Although the S&P 500 is currently trading at all-time highs, there are still a number of companies that have seen significant selling pressure and have yet to recover. There are a number of firms that remain well above their 52-week highs, whether they're businesses that were hit by the pandemic, growth equities that have taken a beating as a result of future interest rate increases, or firms in the payments sector whose stock price has been affected by negative sentiment.
Some of these beaten-up stocks may bounce back as we enter 2022, therefore it's not a bad idea to get started looking at adding shares. It's also vital to note that the January Effect might cause money to flow out of previous winners and into regions of the market with greater upside potential.
That's why we've put up a list of 3 comeback stocks to buy for 2022.
Disney (NYSE: DIS)
In 2021, Disney's stock price has taken a hit owing to several new strains of the COVID-19 virus and reduced subscriber growth for Disney+. However, it's still a good blue-chip name to consider investing in for the long run, and a firm that could be a major winner next year.
Investors should keep in mind that the winter is typically the peak for COVID claims throughout the year. This suggests that when summer rolls around, people may be flooding back to the company's iconic theme parks and cruise ships in droves owing to pent up demand.
There's a lot to like about Disney+ and its future prospects, as the firm will no doubt beef up its content offerings and focus on global expansion after last quarter's disappointing subscriber count.
Keep in mind that Disney owns a number of major media network brands, including ESPN, ABC, FOX, and others, as well as some very powerful Disney brand properties like Pixar and the Marvel Universe. By appealing to both young and adult audiences, these franchises and trademarks should help the business dominate the streaming entertainment industry for years to come.
Upstart Holdings (NASDAQ: UPST)
Upstart Holdings stock was unstoppable for a few months in 2021. The fintech firm's excellent earnings report in August sparked a surge that sent shares to the stratosphere, but Upstart has since given back all of that post-earnings momentum. The enterprise has a unique approach to using technology to improve the customer experience, and it could be preparing for a comeback in the coming months. Upstart is one-of-a-kind since it is pioneering artificial intelligence lending through its digital platform.
Upstart is creating a system that allows consumers to borrow money at rates 10% lower than average lenders, while also making it easier for banks to reject borrowers with an increased chance of default. Upstart may well render the traditional FICO score obsolete, and the company's expansion has been stunning. While the stock price has nose-dived in recent months, it is worth noting that the firm still earned $228 million in total revenue in Q3, up 250% year over year, and originated 362,780 loans for bank partners, up 244 percent year over year. The fact that Upstart generated Adjusted EBITDA of $59.1 million in Q3, up from $15.5 million a year before, is an indication that it's on the road to recovery.
Mastercard (NYSE: MA)
Over the last year, global payment processors like Mastercard have had their ups and downs, with worries about pandemic spending and international travel continuing to hold shares down. That might certainly change by 2022, which means Mastercard is a great comeback candidate to add shares of. It's a high-quality business that will benefit from long-term secular growth for many years to come, as the digital payments industry still has vast potential in both the United States and abroad.

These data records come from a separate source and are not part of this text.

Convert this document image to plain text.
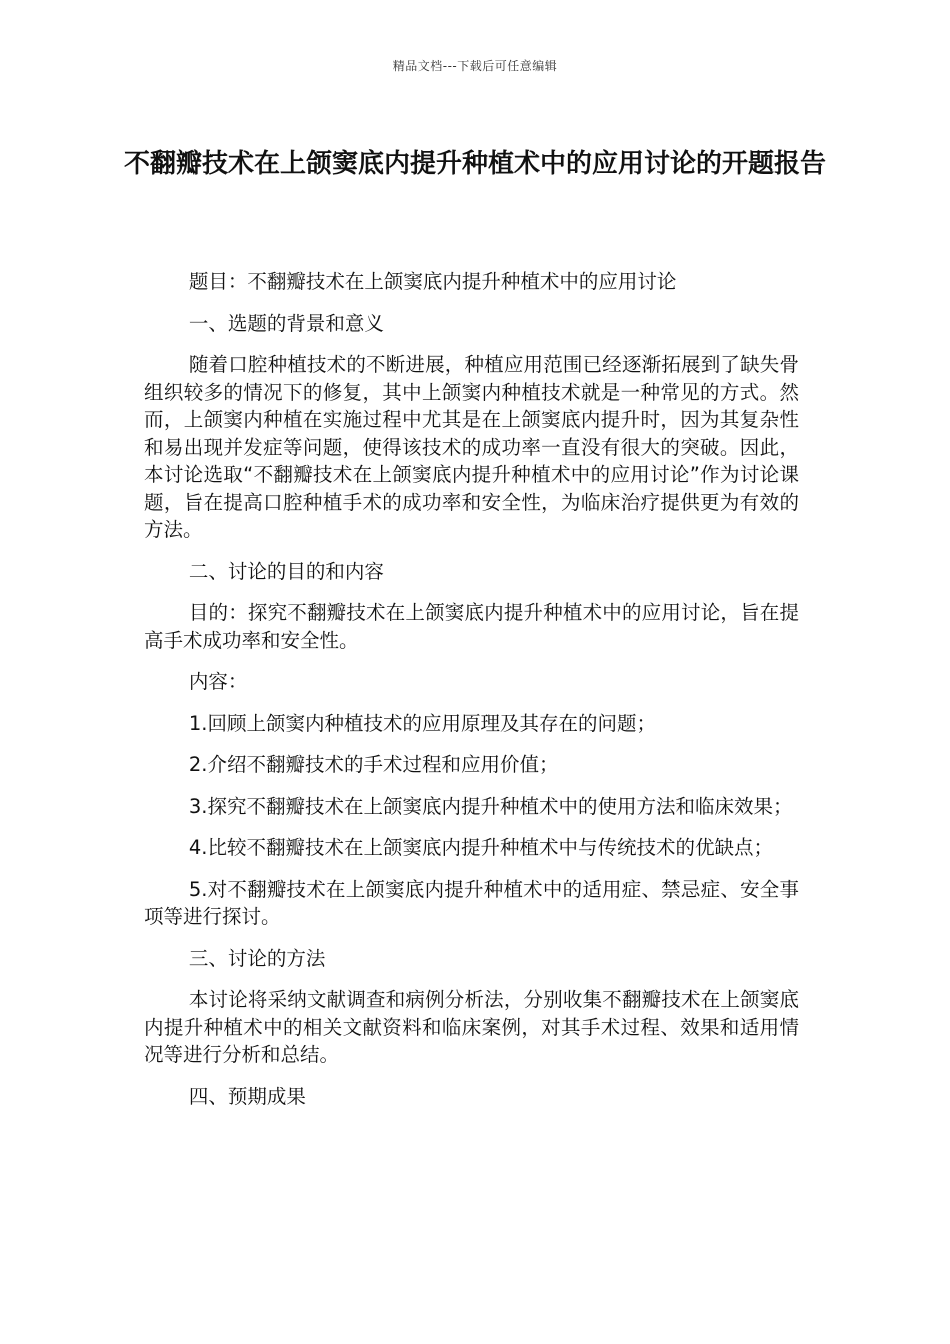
精品文档---下载后可任意编辑
不翻瓣技术在上颌窦底内提升种植术中的应用讨论的开题报告

题目：不翻瓣技术在上颌窦底内提升种植术中的应用讨论

一、选题的背景和意义

随着口腔种植技术的不断进展，种植应用范围已经逐渐拓展到了缺失骨组织较多的情况下的修复，其中上颌窦内种植技术就是一种常见的方式。然而，上颌窦内种植在实施过程中尤其是在上颌窦底内提升时，因为其复杂性和易出现并发症等问题，使得该技术的成功率一直没有很大的突破。因此，本讨论选取“不翻瓣技术在上颌窦底内提升种植术中的应用讨论”作为讨论课题，旨在提高口腔种植手术的成功率和安全性，为临床治疗提供更为有效的方法。

二、讨论的目的和内容

目的：探究不翻瓣技术在上颌窦底内提升种植术中的应用讨论，旨在提高手术成功率和安全性。

内容：

1.回顾上颌窦内种植技术的应用原理及其存在的问题；

2.介绍不翻瓣技术的手术过程和应用价值；

3.探究不翻瓣技术在上颌窦底内提升种植术中的使用方法和临床效果；

4.比较不翻瓣技术在上颌窦底内提升种植术中与传统技术的优缺点；

5.对不翻瓣技术在上颌窦底内提升种植术中的适用症、禁忌症、安全事项等进行探讨。

三、讨论的方法

本讨论将采纳文献调查和病例分析法，分别收集不翻瓣技术在上颌窦底内提升种植术中的相关文献资料和临床案例，对其手术过程、效果和适用情况等进行分析和总结。

四、预期成果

As the world's second-largest payment processor, a continuing increase in transaction volumes is expected to result in strong earnings over the next few quarters. Mastercard is already beginning to recover in cross-border transactions, and the firm recently observed a 20% year-over-year increase in gross dollar volume to $2 trillion. Mastercard also just announced that holiday retail sales excluding automobile increased 8.5% year over year this holiday season, indicating that the company could have excellent results in 2022.